Introducing BiomedArena.AI: Evaluating LLMs for Biomedical Discovery
We’re honored to partner with the team at LMArena to advance the expansion of BiomedArena: a new domain-specific evaluation track built on the open source foundation in CARDBiomedBench, one of the most comprehensive biomedical QA benchmarks available built in partnership with the National Institutes of Health’s (NIH) Center for Alzheimer’s and Related Dementias (CARD).
Despite the rapid progress of large language models (LLM), their performance in real-world biomedical research remains far from adequate. The recent CARDBiomedBench benchmark, as well as tabular reasoning evaluation, revealed a sobering insight: no current model reliably meets the reasoning and domain-specific knowledge demands of biomedical scientists. This gap underscores the urgent need for better evaluation frameworks—ones that reflect the practical workflows and knowledge integration challenges unique to biomedicine.
BioMed: Safety Rate vs Response Quality Rate
These results emphasize why biomedical evaluation demands more than generic benchmarks.

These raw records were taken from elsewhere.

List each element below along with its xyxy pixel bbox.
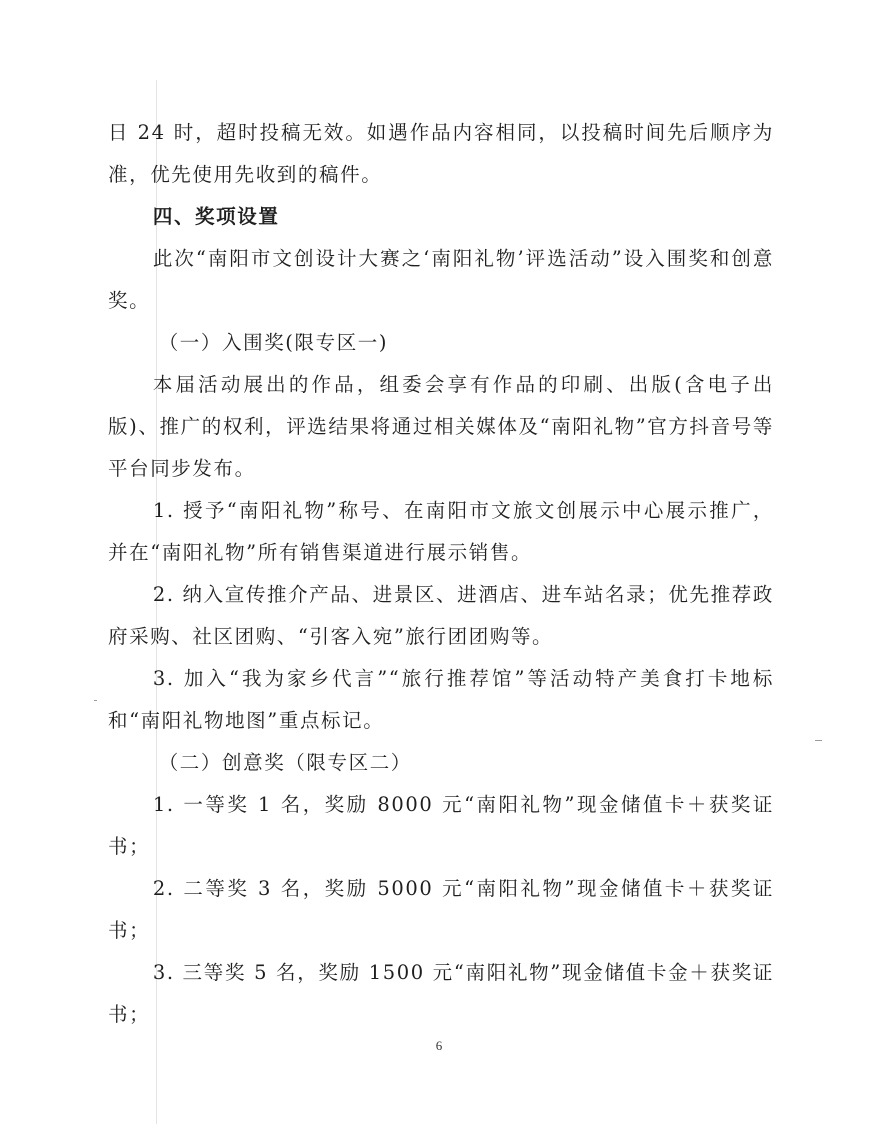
list-item-finalist-2: 2. 纳入宣传推介产品、进景区、进酒店、进车站名录；优先推荐政府采购、社区团购、“引客入宛”旅行团团购等。 bbox=[108, 583, 774, 648]
scan-speck bbox=[815, 740, 822, 741]
paragraph-submission-deadline: 日 24 时，超时投稿无效。如遇作品内容相同，以投稿时间先后顺序为准，优先使用先收到的稿件。 bbox=[108, 121, 774, 186]
subheading-creative-award: （二）创意奖（限专区二） bbox=[158, 751, 412, 774]
page-number: 6 bbox=[435, 1038, 443, 1053]
subheading-finalist-award: （一）入围奖(限专区一) bbox=[158, 331, 389, 354]
list-item-finalist-3: 3. 加入“我为家乡代言”“旅行推荐馆”等活动特产美食打卡地标和“南阳礼物地图”重点标记。 bbox=[108, 667, 774, 732]
document-body bbox=[108, 112, 774, 1036]
paragraph-finalist-rights: 本届活动展出的作品，组委会享有作品的印刷、出版(含电子出版)、推广的权利，评选结果将通过相关媒体及“南阳礼物”官方抖音号等平台同步发布。 bbox=[108, 373, 774, 480]
list-item-finalist-1: 1. 授予“南阳礼物”称号、在南阳市文旅文创展示中心展示推广，并在“南阳礼物”所有销售渠道进行展示销售。 bbox=[108, 499, 774, 564]
list-item-first-prize: 1. 一等奖 1 名，奖励 8000 元“南阳礼物”现金储值卡＋获奖证书； bbox=[108, 793, 774, 858]
scan-speck bbox=[94, 700, 97, 701]
paragraph-awards-intro: 此次“南阳市文创设计大赛之‘南阳礼物’评选活动”设入围奖和创意奖。 bbox=[108, 247, 774, 312]
list-item-third-prize: 3. 三等奖 5 名，奖励 1500 元“南阳礼物”现金储值卡金＋获奖证书； bbox=[108, 961, 774, 1026]
section-heading-awards: 四、奖项设置 bbox=[152, 205, 280, 228]
list-item-second-prize: 2. 二等奖 3 名，奖励 5000 元“南阳礼物”现金储值卡＋获奖证书； bbox=[108, 877, 774, 942]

Read more about the gaps in how current LLMs handle domain-specific reasoning and knowledge retrieval in this research paper as well as more details on tabular reasoning in the field here.
This fundamental gap highlights an uncomfortable truth: there is a growing mismatch between general AI capabilities and the needs of specialized scientific communities. Biomedical researchers work at the intersection of complex, evolving knowledge and real-world impact. They don’t need models that “sound” correct; they need tools that help uncover insights, reduce error, and accelerate the pace of discovery.
Bringing Scientific Rigor to Biomedical AI
To address this, we’re proud to announce a new partnership between BiomedArena and LMArena, aimed at creating a dedicated, community-driven platform for evaluating and advancing language models tailored to the biomedical domain. Unlike general-purpose leaderboards, this collaboration will focus on tasks and evaluation strategies grounded in the day-to-day realities of biomedical discovery: from interpreting experimental data and literature to assisting in hypothesis generation and clinical translation. You can access BiomedArena at biomedarena.ai.
BiomedArena is already being used by researchers within the Intramural Research Program at the NIH, where scientists pursue high-risk, high-reward projects that are often beyond the scope of traditional academic research due to their scale, complexity, or resource demands. If you're using LLMs for biomedical needs, building biomedical LLMs, or deploying them in research, BiomedArena gives you an open, reproducible, and scientifically credible way to evaluate real-world performance.
This partnership represents a shared commitment to scientific rigor and progress. This project will support open access evaluation, a public leaderboard, and interfaces for researchers to contribute, test, and improve both models and datasets. By creating a feedback-rich environment with biomedical experts in the loop, we believe that BiomedArena can help shape the next generation of domain-specialized AI tools—ones capable of driving real impact in areas like drug discovery, disease modeling, and clinical decision support.
This is just the beginning. Join us as we build the infrastructure for safe, transparent, and rigorous AI in the biomedical domain—and more expert domains to come.